I think I've already mentioned this, but I'll hit it again : the clearance given in the TR2/3 workshop manual is wrong. IMO the .003" to .005" value that Berry mentioned is correct.

But, you can only lock the nut in 1/2 flat increments, which is over twice the .002" range allowed! In theory, dimensions of replacement parts are controlled so that backing off to the available position will result in .003" to .005", but we all know that replacement parts aren't always exactly right. So it's a good idea after replacing the spindle, nut or D washer to do a dry fit and check the clearance using a dial indicator (as shown in the TR4 manual, but inexplicably not explained). If the resulting clearance is out of range, thin the back of the nut until it comes out right.

Obviously, that makes the vertical link, spindle, nut and D washer a matched set; so it's important not to switch nuts or washers from side to side when servicing the bearings. It's also important to replace the D washer if there is any wear or damage to it from the bearing race spinning as that will have changed the clearance.
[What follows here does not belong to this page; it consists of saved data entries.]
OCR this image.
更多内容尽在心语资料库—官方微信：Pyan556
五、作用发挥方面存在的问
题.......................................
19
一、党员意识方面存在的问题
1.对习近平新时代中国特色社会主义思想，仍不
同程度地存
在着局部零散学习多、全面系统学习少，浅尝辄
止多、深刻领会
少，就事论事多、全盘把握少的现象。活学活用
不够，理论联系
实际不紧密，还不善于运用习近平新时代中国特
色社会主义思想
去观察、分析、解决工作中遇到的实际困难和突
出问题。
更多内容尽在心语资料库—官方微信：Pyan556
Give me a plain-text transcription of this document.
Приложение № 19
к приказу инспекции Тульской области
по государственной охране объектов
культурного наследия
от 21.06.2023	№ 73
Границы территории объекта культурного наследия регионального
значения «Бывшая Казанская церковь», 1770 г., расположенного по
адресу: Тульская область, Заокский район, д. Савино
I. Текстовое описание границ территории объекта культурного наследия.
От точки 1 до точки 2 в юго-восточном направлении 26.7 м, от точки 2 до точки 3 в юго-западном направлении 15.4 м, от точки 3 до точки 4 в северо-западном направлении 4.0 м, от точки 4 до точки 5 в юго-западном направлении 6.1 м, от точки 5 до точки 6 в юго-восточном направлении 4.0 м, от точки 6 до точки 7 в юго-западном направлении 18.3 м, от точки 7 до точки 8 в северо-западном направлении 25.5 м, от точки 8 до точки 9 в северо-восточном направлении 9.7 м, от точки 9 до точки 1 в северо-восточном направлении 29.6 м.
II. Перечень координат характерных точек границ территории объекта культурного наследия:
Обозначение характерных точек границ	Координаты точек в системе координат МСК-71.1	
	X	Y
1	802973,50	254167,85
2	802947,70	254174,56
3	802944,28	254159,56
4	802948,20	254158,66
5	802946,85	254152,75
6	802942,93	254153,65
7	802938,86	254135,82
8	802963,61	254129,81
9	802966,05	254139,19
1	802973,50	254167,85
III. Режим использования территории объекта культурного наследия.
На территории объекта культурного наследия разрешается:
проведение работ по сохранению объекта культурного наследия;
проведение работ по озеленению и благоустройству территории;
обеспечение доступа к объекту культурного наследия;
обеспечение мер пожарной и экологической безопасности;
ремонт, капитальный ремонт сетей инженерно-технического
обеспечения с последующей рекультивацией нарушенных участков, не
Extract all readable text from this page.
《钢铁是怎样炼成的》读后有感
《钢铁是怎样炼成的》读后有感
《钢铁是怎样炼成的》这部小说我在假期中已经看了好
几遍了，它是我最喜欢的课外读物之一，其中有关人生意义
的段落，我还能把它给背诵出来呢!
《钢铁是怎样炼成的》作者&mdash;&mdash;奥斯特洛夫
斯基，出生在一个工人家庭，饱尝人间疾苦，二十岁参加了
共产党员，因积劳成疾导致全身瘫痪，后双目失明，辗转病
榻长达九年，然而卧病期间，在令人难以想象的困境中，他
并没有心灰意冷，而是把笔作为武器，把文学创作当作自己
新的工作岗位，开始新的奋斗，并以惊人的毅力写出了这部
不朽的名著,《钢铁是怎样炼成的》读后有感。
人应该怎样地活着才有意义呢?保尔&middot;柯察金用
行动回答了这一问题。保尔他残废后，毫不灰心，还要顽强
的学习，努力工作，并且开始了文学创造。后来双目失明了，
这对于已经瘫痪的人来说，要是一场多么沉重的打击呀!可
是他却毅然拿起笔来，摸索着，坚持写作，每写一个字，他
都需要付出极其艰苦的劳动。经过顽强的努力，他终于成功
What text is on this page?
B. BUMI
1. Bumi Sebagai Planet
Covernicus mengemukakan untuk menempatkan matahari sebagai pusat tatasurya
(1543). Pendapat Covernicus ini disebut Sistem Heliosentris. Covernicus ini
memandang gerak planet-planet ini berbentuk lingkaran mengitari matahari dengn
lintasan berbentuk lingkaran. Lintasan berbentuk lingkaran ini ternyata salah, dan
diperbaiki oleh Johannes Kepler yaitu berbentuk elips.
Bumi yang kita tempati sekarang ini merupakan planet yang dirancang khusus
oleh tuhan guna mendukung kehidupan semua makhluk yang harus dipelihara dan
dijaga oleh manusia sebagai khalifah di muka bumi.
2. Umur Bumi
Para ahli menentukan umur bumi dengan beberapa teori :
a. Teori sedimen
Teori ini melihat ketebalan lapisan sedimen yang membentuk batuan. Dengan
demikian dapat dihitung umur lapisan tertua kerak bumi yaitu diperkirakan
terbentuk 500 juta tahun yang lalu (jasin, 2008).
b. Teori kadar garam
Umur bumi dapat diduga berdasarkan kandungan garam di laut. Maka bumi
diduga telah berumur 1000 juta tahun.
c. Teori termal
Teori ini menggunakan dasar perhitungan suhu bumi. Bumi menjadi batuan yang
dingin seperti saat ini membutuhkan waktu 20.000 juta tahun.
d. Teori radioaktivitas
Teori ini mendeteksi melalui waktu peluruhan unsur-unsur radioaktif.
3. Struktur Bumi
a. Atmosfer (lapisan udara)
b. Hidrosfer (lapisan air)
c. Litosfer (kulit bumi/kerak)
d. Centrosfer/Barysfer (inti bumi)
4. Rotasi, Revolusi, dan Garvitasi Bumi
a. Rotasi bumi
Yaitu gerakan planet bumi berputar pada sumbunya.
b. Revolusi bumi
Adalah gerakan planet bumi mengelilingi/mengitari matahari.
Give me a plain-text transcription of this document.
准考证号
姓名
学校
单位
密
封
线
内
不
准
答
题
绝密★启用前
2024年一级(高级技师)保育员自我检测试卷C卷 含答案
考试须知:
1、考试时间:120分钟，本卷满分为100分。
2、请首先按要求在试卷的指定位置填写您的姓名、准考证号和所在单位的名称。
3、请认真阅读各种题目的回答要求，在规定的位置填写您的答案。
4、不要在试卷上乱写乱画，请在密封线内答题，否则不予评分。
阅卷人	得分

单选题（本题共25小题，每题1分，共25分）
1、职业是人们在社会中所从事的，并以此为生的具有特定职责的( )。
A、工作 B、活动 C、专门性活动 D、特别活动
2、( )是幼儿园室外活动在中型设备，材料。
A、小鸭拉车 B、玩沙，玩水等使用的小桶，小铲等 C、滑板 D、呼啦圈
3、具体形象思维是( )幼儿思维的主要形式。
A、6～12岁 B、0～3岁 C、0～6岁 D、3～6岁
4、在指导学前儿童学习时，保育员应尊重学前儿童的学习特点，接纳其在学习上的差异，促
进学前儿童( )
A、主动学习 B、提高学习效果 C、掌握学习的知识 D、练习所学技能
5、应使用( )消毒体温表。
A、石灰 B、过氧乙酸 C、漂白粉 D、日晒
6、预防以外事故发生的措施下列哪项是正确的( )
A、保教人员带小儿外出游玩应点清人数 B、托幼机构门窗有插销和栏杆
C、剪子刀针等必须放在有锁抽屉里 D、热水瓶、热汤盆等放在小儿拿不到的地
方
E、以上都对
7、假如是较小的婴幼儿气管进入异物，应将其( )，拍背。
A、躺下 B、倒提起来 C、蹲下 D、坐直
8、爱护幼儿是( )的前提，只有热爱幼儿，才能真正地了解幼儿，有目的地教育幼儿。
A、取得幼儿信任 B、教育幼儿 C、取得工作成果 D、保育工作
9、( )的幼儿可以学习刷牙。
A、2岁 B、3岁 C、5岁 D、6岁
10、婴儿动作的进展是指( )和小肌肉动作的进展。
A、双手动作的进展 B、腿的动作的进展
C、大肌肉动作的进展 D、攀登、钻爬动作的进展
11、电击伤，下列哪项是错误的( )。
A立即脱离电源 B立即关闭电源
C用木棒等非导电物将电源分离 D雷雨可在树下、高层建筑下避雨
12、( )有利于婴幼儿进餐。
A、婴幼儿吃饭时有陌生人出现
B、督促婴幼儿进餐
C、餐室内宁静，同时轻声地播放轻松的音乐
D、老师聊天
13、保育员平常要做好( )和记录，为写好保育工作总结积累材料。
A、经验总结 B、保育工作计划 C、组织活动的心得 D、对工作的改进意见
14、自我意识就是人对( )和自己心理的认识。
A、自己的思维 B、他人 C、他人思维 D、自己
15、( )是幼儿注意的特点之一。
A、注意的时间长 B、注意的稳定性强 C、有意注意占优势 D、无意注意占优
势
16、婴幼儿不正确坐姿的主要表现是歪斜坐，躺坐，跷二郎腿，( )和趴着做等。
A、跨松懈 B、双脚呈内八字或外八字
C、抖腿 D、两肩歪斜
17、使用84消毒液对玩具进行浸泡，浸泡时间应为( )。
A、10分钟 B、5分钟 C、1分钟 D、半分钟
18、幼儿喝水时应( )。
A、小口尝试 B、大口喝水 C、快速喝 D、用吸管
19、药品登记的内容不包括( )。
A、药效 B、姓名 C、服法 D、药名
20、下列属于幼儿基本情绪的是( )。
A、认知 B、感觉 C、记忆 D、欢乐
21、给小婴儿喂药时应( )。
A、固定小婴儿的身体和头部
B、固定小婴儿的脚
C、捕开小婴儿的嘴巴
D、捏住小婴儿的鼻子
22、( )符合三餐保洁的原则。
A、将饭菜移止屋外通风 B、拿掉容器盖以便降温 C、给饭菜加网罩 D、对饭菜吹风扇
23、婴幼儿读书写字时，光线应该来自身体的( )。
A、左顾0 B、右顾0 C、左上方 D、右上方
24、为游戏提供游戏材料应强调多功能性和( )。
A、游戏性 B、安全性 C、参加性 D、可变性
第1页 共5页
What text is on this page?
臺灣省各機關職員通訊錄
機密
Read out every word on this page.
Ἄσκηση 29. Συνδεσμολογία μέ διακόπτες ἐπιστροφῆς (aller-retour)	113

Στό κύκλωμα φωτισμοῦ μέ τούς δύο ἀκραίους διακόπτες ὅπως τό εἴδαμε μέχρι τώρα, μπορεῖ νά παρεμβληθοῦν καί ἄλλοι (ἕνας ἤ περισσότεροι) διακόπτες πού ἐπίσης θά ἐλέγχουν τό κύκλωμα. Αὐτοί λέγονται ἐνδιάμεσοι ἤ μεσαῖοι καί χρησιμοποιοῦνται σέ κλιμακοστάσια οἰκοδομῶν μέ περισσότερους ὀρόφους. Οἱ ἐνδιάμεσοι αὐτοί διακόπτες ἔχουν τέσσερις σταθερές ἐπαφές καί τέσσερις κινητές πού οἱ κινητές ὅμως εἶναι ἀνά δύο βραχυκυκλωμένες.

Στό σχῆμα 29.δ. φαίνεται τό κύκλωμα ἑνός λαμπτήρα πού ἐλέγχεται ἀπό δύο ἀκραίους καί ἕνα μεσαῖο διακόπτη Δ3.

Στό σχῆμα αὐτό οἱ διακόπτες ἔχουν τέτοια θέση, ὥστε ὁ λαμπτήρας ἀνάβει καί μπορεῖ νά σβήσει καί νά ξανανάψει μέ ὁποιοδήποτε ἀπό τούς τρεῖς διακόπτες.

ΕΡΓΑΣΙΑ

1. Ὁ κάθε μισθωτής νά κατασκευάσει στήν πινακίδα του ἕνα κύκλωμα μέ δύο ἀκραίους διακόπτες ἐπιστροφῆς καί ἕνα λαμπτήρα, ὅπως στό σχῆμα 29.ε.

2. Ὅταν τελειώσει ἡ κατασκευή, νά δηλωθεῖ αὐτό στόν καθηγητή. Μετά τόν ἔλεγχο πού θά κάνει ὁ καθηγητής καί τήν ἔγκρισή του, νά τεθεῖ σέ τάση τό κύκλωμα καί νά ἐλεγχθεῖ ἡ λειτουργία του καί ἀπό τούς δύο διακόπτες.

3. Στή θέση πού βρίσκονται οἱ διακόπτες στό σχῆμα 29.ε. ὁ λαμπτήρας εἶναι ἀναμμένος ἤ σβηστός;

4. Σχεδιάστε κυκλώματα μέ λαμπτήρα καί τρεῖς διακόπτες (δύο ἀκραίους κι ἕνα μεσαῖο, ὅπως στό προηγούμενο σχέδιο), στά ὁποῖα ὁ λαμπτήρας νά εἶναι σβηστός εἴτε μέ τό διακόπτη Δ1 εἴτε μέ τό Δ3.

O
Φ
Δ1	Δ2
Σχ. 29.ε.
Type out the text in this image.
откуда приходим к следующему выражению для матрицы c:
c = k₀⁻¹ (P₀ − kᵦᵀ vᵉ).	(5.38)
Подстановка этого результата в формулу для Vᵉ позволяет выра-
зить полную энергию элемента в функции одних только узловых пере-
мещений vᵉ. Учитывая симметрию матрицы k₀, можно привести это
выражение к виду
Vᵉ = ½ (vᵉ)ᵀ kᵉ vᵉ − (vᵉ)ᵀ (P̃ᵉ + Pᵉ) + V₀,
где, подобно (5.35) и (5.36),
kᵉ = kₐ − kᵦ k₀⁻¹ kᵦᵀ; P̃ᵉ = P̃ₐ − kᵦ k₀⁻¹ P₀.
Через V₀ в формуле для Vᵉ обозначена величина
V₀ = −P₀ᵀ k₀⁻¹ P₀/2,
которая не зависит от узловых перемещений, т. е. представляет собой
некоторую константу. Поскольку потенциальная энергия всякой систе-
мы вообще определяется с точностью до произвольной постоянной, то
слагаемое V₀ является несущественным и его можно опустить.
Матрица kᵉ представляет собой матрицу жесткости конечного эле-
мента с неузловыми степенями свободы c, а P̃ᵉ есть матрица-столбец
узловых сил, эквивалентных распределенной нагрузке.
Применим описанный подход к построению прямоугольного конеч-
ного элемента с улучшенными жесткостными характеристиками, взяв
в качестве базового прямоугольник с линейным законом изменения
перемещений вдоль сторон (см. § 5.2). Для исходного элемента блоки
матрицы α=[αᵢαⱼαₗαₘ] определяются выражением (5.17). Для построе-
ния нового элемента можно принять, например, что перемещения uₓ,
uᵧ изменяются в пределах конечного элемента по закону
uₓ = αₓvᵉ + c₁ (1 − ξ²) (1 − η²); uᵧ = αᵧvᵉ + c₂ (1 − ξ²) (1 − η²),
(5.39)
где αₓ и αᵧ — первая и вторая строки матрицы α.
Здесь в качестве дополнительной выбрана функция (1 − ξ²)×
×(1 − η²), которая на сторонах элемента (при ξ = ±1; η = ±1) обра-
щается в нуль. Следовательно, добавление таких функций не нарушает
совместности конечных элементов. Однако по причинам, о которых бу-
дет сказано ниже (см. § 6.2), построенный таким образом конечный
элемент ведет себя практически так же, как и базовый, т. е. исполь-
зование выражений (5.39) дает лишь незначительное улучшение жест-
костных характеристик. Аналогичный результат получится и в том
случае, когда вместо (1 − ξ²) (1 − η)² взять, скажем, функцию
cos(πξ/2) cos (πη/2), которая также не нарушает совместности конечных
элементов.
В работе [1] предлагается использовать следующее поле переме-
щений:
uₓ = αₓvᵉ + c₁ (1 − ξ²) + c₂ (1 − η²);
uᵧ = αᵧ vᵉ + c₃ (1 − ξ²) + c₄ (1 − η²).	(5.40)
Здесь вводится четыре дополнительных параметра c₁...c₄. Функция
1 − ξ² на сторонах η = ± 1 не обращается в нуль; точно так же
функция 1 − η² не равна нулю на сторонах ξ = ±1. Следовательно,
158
Last (for now), some of us were taught to let the bearing cage spin while cleaning the inner race with compressed air. Although the race certainly has to turn some, letting it spin at high speed is a very bad idea. Without proper loading, the rollers will bang around and potentially produce microscopic momentary overloads that produce invisible damage to the surface and shorten service life. This applies to all roller/ball bearings, not just wheel bearings. This is also mentioned in that Timken document.